Op veel percelen langs oppervlaktewater en waterkeringen wordt vee gehouden. Vaak bedrijfsmatig en soms kleinschalig: bijvoorbeeld iemand die als hobby een paar schapen of ander vee houdt. Het vee kan de slootkanten vertrappen, wat nadelig is voor het watersysteem.

Toelichting op afdeling 5.2: Vee houden algemeen

Toelichting op artikel 5.2: Afrastering groot vee bij waterkering

Met groot vee bedoelt Rijnland paarden en runderen. Daarbij horen ook de nog niet volwassen dieren, dus veulens, kalfjes en pinken. Soms wordt groot vee gehouden op een waterkering of in de kernzone en beschermingszone van een waterkering. Dat groot vee kan de waterkering beschadigen. Een goede afrastering voorkomt die schade. Een afrastering is bijvoorbeeld een hek, een muurtje of schrikdraad.

Toelichting op afdeling 5.3: Vergunning

Toelichting op paragraaf 5.3.1: Wanneer is een vergunning nodig
Toelichting op artikel 5.3: Vee houden in een waardevolle oever

Met vee bedoelt Rijnland de landbouwdieren runderen, paarden, schapen en geiten. Vee vertrapt de planten in een waardevolle oever en eet ze op. Dit wil Rijnland voorkomen. Rijnland heeft als uitgangspunt dat vee niet in een waardevolle oever mag komen. Alleen in heel bijzondere gevallen vindt Rijnland dit wel goed. Daarom is een vergunning nodig voor het houden van vee in een waardevolle oever.

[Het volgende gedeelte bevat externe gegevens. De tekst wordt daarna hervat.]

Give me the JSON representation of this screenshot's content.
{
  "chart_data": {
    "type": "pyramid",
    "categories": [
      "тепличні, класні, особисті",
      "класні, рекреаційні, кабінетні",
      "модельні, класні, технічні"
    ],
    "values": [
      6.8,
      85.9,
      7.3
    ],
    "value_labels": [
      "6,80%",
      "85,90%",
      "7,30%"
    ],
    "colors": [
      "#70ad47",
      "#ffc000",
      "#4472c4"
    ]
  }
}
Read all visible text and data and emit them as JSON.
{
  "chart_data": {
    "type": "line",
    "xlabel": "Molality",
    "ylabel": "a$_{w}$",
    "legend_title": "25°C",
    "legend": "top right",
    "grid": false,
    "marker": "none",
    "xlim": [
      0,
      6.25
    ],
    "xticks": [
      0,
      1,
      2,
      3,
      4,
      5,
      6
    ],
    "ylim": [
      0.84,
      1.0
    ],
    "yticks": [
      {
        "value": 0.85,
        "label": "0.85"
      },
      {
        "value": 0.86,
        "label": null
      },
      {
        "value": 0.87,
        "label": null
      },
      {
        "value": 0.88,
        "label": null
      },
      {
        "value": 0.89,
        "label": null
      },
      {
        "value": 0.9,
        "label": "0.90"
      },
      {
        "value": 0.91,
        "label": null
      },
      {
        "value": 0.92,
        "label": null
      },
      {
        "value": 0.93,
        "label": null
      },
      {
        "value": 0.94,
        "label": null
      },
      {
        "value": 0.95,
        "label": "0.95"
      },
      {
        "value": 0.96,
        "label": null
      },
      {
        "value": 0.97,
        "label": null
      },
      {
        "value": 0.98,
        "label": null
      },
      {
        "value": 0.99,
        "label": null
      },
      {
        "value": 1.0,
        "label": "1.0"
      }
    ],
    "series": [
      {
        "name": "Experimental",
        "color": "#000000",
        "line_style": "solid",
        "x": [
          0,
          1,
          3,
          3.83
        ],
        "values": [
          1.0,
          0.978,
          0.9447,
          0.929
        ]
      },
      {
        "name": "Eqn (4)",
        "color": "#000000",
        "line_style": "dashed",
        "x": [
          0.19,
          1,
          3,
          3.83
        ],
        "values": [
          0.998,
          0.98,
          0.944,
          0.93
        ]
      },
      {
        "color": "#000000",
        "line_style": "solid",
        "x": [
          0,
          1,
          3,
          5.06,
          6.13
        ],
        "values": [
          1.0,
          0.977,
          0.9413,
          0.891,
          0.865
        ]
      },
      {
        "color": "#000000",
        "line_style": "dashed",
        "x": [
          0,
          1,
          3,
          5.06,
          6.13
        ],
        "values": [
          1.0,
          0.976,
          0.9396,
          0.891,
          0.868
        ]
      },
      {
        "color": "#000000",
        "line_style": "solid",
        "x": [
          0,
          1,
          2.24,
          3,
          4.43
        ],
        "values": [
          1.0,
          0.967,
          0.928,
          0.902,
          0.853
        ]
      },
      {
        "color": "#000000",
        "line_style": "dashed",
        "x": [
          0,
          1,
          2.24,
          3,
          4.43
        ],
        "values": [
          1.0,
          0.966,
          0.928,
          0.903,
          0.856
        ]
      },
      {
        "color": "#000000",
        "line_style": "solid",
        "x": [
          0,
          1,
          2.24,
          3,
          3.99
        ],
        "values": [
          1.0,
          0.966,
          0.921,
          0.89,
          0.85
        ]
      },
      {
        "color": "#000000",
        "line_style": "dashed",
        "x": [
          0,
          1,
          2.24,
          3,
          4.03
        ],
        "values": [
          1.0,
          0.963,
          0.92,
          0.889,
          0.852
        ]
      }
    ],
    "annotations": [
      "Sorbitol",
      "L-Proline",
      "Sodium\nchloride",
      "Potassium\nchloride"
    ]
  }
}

Toelichting op artikel 5.4: Grootvee houden in de zeewering

Met groot vee bedoelt Rijnland paarden en koeien. Daarbij horen ook de nog niet volwassen dieren, dus veulens, kalfjes en pinken.

Groot vee kan de zeewering beschadigen. Vooral het begrazen van helmgras is een probleem. Als het helmgras verdwijnt, kan het zand wegwaaien. Daarom vindt Rijnland het niet goed als er overal op de zeewering groot vee wordt gehouden. In de dynamische gebieden is dat geen probleem. De dynamische gebieden zijn de gebieden langs de Rijnlandse kust waar het niet zo belangrijk is om het zand op die plek vast te houden. Het zand mag hier verspreiden. Maar buiten die dynamische gebieden kan het houden van groot vee wel een probleem zijn. Daarom is een vergunning nodig voor het houden van groot vee buiten de dynamische gebieden.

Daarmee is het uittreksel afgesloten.